# Ck22



## Nubeginnings

Good morning America,
I would appreciate some advice as I am a tractor virgin ! I am thinking about buying a Kioti CK22 this is the spec for the tractor. I have a few questions.

Absolutely as new 55 hours usage, factory fitted quick release front loader.As new turf tyres fitted.Brand new unused set of agri. wheels and tyres.Sitrex 5ft. finishing mower, and "A" hitch and 18 months manufacturers warranty.
The asking price is 16,435USD at todays rate is this a fair price ? 

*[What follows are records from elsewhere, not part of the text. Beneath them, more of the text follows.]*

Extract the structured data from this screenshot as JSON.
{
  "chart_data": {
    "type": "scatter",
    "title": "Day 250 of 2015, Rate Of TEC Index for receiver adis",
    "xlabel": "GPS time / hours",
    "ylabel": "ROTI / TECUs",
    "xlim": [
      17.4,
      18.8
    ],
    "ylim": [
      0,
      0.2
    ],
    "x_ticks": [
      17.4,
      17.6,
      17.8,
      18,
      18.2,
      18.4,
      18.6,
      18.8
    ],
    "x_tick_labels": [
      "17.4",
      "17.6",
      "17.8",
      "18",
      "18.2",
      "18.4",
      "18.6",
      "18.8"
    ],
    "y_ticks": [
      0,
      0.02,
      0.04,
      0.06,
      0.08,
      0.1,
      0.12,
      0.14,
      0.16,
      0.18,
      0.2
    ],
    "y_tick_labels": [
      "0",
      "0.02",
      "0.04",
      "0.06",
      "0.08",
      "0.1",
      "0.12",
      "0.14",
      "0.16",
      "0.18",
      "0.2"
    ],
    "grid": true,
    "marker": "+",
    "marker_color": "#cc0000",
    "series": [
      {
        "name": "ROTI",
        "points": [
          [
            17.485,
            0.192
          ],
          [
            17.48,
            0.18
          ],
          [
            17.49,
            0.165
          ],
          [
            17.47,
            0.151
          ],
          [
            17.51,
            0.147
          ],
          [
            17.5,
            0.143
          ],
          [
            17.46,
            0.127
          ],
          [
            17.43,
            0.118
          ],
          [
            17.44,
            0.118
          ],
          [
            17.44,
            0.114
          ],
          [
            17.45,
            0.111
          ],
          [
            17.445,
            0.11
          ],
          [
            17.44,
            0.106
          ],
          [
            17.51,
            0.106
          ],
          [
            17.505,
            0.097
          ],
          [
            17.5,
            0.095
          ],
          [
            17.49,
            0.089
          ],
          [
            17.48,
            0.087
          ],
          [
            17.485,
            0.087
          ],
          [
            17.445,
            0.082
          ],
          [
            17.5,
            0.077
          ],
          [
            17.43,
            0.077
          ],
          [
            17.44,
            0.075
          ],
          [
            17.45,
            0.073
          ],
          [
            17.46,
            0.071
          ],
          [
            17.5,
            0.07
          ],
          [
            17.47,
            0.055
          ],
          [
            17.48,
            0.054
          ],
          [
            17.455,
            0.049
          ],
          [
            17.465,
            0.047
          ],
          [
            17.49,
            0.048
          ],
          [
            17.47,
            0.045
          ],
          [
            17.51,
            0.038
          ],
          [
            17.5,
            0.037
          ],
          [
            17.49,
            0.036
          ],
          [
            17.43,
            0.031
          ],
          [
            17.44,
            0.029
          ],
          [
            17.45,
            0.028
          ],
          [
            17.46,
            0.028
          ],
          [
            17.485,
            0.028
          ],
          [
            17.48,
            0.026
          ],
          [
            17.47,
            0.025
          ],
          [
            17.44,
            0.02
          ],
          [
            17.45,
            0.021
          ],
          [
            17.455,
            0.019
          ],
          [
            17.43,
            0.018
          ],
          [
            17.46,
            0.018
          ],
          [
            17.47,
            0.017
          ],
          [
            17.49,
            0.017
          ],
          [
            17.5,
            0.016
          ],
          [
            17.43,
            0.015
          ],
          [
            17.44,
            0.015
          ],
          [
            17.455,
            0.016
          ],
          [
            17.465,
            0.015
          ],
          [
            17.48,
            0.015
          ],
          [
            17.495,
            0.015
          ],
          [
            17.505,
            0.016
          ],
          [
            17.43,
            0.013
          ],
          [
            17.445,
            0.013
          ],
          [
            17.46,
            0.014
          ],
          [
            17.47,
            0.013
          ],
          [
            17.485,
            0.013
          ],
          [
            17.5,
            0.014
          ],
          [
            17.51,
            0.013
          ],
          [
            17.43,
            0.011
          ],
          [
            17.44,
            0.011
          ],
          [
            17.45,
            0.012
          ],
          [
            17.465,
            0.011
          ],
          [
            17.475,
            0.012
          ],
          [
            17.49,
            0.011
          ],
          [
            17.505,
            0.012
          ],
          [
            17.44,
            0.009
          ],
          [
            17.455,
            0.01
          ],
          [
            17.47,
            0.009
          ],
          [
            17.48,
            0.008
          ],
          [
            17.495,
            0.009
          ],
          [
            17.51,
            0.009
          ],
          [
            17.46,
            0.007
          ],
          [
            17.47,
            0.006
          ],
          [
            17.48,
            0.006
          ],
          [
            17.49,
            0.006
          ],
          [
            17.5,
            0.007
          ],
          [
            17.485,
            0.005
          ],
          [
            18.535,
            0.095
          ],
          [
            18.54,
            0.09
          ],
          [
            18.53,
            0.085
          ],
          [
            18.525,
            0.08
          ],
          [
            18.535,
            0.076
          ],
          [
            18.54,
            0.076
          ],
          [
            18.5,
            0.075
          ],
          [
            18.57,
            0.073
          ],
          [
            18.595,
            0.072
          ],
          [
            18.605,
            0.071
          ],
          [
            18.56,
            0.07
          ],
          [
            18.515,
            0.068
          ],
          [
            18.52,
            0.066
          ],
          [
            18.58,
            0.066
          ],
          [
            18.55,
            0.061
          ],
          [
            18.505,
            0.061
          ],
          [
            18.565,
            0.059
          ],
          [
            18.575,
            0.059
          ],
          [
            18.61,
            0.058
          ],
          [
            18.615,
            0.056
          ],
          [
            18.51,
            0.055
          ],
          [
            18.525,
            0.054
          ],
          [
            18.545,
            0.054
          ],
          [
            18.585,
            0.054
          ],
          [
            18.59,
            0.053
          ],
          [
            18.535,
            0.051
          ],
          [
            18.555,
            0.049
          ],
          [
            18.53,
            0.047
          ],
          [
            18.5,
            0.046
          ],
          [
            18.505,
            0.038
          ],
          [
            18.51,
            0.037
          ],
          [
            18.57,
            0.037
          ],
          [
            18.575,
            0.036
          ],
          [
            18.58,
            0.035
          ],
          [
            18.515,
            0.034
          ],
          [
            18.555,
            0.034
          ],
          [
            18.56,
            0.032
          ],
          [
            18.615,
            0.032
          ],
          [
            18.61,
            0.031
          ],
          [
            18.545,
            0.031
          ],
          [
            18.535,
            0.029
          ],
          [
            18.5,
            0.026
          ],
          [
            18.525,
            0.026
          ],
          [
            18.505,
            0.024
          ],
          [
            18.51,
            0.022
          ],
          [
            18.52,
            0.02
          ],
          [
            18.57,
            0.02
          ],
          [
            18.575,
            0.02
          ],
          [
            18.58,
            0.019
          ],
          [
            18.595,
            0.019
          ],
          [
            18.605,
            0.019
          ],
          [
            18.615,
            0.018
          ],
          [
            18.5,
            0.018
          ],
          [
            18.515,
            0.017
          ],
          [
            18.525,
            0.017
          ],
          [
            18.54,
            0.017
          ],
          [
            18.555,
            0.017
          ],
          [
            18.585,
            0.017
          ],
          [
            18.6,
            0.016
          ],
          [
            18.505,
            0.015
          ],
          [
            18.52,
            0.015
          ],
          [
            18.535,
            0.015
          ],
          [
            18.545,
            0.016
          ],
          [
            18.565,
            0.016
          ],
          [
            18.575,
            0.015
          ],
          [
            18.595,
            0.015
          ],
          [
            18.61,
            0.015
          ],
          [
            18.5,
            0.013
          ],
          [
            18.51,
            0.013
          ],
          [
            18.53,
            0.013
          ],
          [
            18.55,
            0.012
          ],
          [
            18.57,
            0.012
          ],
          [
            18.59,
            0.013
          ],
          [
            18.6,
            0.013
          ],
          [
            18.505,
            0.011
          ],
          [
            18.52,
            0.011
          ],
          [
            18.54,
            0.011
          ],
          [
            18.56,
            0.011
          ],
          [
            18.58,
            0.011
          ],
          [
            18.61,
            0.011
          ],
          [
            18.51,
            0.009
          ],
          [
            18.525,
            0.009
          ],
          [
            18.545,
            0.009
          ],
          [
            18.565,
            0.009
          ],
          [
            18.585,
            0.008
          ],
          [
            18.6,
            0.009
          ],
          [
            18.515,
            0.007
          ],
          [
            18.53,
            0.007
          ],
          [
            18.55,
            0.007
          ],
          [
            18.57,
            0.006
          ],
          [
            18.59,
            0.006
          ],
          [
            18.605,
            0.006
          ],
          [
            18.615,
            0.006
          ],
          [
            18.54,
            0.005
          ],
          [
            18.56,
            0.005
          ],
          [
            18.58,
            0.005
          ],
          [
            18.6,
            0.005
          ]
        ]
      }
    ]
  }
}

I will out line the tractors duties, cut about 15 acres of grass, split lots of logs I have found a separate attachment for that (13 ton splitter) Will use the loader to move small logs around. The tractor will not be used commercially. I am based in sunny France and I believe parts and servicing are not an issue in my area.
I understand from reading various threads that their have been issues in the past, with the loader arms cracking ? Does any one know if this problem has been addressed ?


----------



## Larry in OK

Kioti doesn't show a CK22 on the US website, CK20 and CK27 and up.
If it is essentially the CK20 I'm thinking you might be a little undergunned for what you want to do.
DOn't get me wrong I have a CK20 and love it but I'm not mowing 15 acres.
As to the loader arms issue it is my understanding that it was cleared up several years ago.


----------



## Nubeginnings

I think the CK22 and CK20 are more or less the same, thank for the clarification regarding the loader arms. I have used a friends Kubota before which was a couple of HP more managed the job. So I am hoping the Kioti will be ok as the price is reasonable.


----------